- Supreme Court of the United States

Argued January 16, 2002 Decided June 20, 2002
- Full case name: Rush Prudential HMO, Incorporated, Petitioner v. Debra C. Moran, et al.
- Citations: 536 U.S. 355 (more) 122 S. Ct. 2151; 153 L. Ed. 2d 375; 2002 U.S. LEXIS 4644; 70 U.S.L.W. 4600; 27 Employee Benefits Cas. (BNA) 2921; 15 Fla. L. Weekly Fed. S 409

Case history
- Prior: Moran v. Rush Prudential HMO, Inc., No. 98-cv-442, 1999 WL 417384 (N.D. Ill. June 15, 1999); reversed, 230 F.3d 959 (7th Cir. 2000); cert. granted, 533 U.S. 948 (2001).

Holding
- ERISA did not preempt an Illinois medical-review statute.

Court membership
- Chief Justice William Rehnquist Associate Justices John P. Stevens · Sandra Day O'Connor Antonin Scalia · Anthony Kennedy David Souter · Clarence Thomas Ruth Bader Ginsburg · Stephen Breyer

Case opinions
- Majority: Souter, joined by Stevens, O'Connor, Ginsburg, Breyer
- Dissent: Thomas, joined by Rehnquist, Scalia, Kennedy

Laws applied
- Illinois's Health Maintenance Organization Act Employee Retirement Income Security Act

= Rush Prudential HMO, Inc. v. Moran =

Rush Prudential HMO, Inc. v.
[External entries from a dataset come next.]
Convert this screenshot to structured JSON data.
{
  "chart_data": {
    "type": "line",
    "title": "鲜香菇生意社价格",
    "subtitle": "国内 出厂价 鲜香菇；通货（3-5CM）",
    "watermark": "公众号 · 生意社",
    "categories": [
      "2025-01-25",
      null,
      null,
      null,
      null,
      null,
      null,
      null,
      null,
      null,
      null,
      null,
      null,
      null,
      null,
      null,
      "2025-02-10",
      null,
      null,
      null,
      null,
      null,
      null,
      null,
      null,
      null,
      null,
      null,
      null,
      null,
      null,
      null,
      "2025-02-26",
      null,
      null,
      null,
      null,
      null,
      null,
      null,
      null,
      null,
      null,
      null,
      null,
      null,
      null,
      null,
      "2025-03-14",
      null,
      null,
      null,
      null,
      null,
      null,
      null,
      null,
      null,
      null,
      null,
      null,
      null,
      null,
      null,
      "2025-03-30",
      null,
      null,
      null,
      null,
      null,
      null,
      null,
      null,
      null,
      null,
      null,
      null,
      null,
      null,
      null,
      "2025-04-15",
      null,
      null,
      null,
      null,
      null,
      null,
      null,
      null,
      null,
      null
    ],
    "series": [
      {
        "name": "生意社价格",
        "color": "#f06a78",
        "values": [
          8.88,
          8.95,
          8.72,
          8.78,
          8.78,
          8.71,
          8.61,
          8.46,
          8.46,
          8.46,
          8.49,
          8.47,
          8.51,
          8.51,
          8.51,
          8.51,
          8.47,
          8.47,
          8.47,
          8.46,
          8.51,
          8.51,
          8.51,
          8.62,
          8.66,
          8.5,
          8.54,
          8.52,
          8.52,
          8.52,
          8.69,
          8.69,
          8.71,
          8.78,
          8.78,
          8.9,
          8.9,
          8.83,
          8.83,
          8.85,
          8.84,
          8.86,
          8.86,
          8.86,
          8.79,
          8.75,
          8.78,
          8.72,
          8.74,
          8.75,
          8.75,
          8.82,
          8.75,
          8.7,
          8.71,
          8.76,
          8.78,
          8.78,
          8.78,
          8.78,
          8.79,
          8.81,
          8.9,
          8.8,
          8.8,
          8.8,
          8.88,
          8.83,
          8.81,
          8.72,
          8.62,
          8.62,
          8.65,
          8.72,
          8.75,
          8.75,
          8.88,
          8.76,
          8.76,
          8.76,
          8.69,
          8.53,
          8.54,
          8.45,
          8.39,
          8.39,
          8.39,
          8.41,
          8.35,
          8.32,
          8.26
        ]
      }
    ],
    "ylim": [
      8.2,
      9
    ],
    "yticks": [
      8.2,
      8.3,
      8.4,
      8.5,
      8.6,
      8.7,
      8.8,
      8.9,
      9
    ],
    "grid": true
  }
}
Moran, 536 U.S. 355 (2002), was a decision by the Supreme Court of the United States in which the court held that the federal Employee Retirement Income Security Act (ERISA) did not preempt an Illinois medical-review statute.

ERISA envisions a national standard for welfare and pension plans so state laws which "relate to" ERISA plans are preempted under Section 514 of ERISA. However, ERISA contains a "savings" clause which saves state laws which regulate insurance under Section 514(b). The statute at issue in Moran regulated insurance, which is one of the functions HMOs perform. Although HMOs provide healthcare as well as insurance, the statute does not require choosing a single or primary function of an HMO. Congress has long recognized that HMOs are risk-bearing organizations subject to state regulation. Finally, allowing States to regulate the insurance aspects of HMOs will not interfere with the desire of Congress for uniform national standards under ERISA.

This case was partially overruled in Kentucky Ass'n of Health Plans, Inc. v. Miller, 538 U.S. 329 (2003).